Catatan Tentang Kaderisasi


Oleh: Asep Irfan Mujahid*

Dilihat dari segi usia IPNU sudah memasuki usia setengah abad lebih. Tentu usia tersebut sudah lebih dari cukup untuk mengukur sebuah kemapanan. Sebagaimana dalam siklus kehidupan manusia, usia paruh baya memiliki posisi penting dalam kehidupan, karena tuntutan mencetak “regenerasi keturunan” yang lebih berkualitas untuk masa yang akan datang. Apabila hal ini diabaikan, maka rangkaian cerita yang lebih mirip dongeng hanya akan menghiasa lembaran generasi sesudahnya, itupun kalau perjalanan hidup yang ditempuhnya “layak” diangkat menjadi sebuah cerita.

Gambaran tersebut tentu tak jauh berbeda dengan IPNU hari ini.

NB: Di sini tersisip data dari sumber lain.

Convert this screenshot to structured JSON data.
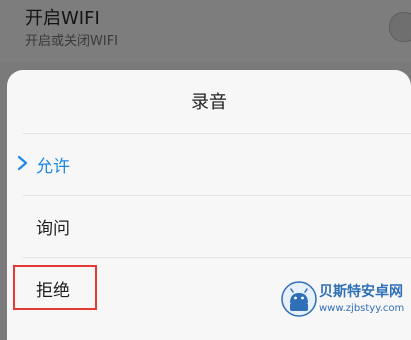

Sebagai organisasi yang memasuki usia paruh baya seharusnya lebih mempertajam diri menganalisis berbagai perkembangan khususnya dalam lingkup dunia kepelajaran, karena ini akan menentukan apakah organisasi ini “layak atau tidak” disebut sebagai garda terdepan dalam kaderisasi NU dan bangsa ini. Sebagai bagian dari NU tenttu IPNU selalu merasa sebagai garda terdepan dalam kaderisasi. Hal ini sangatlah wajar karena memang secara konstitusional terangkum dalam AD/ART NU. Tapi perasaan “terdepan dalam kaderisasi” saja tidak cukup, bagi setiap level struktur IPNU yang belum sepenuhnya concern terhadap kaderisasi, karena harus diiringi langkah nyata dalam proses kaderisasi itu sendiri. Langkah tersebut tidak mesti secara kaku mengikuti panduan “tekstual” kaderisasi yang selama ini ada, karena tehnik operasional dari sebuah kaderisasi tidak terbatas pada panduan tersebut. Panduan hanya sebatas memandu proses kaderisasi dengan format sebuah forum, dengan harapan standarisasinya dapat diukur dan sertifikasi kader yang diproduksi jelas, meski kondisi didaerah “agak” sedikit berbeda.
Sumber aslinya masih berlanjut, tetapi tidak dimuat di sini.